Throughout his remarks, Biden stood grim-faced, his hands clasped in front of him, fingers laced, an expression of grief on his face, reporters noted. The vice president, whose elder son died of cancer earlier this month, looked worn, said Olivier Knox,.
Obama said he was shocked that the shootings happened at what he called a “sacred place”.
“It is more than a church. This is a place where Americans were seeking liberty. It was burned to the ground when its worshipers worked to end slavery,” he recalled, speaking about its history.

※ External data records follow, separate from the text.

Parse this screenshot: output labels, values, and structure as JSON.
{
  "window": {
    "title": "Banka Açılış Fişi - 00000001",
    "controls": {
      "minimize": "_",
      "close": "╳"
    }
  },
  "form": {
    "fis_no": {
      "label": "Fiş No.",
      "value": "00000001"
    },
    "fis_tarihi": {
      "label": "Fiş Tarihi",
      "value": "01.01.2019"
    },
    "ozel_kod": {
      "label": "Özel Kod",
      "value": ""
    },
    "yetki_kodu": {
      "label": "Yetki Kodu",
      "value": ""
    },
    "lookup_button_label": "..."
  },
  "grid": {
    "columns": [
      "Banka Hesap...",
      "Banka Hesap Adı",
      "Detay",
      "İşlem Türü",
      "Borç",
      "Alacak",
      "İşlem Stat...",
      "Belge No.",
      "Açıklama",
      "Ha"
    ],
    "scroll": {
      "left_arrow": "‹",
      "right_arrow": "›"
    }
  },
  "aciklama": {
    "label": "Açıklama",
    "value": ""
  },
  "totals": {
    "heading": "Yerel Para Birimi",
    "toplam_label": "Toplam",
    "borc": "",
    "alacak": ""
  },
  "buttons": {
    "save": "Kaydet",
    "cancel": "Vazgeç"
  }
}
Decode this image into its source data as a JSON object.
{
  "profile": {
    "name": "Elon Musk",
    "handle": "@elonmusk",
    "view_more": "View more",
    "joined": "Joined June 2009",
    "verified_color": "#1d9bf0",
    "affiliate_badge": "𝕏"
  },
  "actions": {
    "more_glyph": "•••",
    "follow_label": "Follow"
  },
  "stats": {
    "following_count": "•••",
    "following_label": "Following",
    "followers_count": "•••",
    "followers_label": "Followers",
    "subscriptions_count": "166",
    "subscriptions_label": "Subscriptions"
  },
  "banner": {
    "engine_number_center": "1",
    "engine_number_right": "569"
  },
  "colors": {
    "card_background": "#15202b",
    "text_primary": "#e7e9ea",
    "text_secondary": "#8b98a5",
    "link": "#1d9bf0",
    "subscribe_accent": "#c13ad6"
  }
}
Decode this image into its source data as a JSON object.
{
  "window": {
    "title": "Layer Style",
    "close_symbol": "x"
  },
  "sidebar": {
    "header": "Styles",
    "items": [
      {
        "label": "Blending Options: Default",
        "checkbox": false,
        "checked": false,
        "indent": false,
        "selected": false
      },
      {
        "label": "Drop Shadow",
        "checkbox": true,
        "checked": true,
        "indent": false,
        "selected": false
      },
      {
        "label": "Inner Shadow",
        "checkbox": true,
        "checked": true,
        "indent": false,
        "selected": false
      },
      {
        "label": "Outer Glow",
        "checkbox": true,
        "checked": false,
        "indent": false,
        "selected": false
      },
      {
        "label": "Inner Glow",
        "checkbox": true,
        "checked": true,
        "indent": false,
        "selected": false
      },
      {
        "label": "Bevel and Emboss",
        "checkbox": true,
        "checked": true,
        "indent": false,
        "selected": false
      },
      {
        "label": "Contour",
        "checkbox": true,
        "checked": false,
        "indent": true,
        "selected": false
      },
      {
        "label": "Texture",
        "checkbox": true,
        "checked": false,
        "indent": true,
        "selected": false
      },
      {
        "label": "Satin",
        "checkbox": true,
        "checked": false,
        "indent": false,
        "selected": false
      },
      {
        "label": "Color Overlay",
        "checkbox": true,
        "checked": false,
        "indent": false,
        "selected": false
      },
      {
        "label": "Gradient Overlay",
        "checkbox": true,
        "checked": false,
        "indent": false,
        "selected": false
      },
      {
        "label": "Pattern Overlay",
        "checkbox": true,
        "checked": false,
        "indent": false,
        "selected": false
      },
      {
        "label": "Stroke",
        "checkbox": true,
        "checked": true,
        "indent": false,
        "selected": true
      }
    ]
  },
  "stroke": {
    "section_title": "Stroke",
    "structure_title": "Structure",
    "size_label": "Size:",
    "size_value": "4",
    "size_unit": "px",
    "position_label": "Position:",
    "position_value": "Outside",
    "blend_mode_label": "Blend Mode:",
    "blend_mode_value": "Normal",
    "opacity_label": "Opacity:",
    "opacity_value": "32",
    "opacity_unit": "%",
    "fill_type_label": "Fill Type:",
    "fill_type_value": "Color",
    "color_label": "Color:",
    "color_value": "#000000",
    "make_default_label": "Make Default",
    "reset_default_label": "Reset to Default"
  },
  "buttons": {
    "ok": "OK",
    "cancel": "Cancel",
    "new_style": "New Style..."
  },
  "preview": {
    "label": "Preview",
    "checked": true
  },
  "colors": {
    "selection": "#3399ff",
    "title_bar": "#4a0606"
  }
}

He said the Federal Bureau of Investigation (FBI) was at the scene and added that “more of the Bureau’s best are on their way to help.”
Obama noted that death happened in a “sacred place” where people were seeking peace and healing. But just as the church was once torched, it will this time rise again, America’s first black president said.
He spoke shortly after U.S. police said they detained shooting suspect Dylann Roof who allegedly killed nine people during an overnight prayer service at the Emanuel African Methodist Episcopal church in Charleston, South Carolina, one of the oldest black churches in the nation.
Roof, 21, was taken into custody in Shelby, North Carolina, more than a three-hour drive and roughly 350 kilometers (230 miles), north-northwest of Charleston, BosNewsLife monitored.
He was carrying a gun when arrested and later confessed the crime, police said.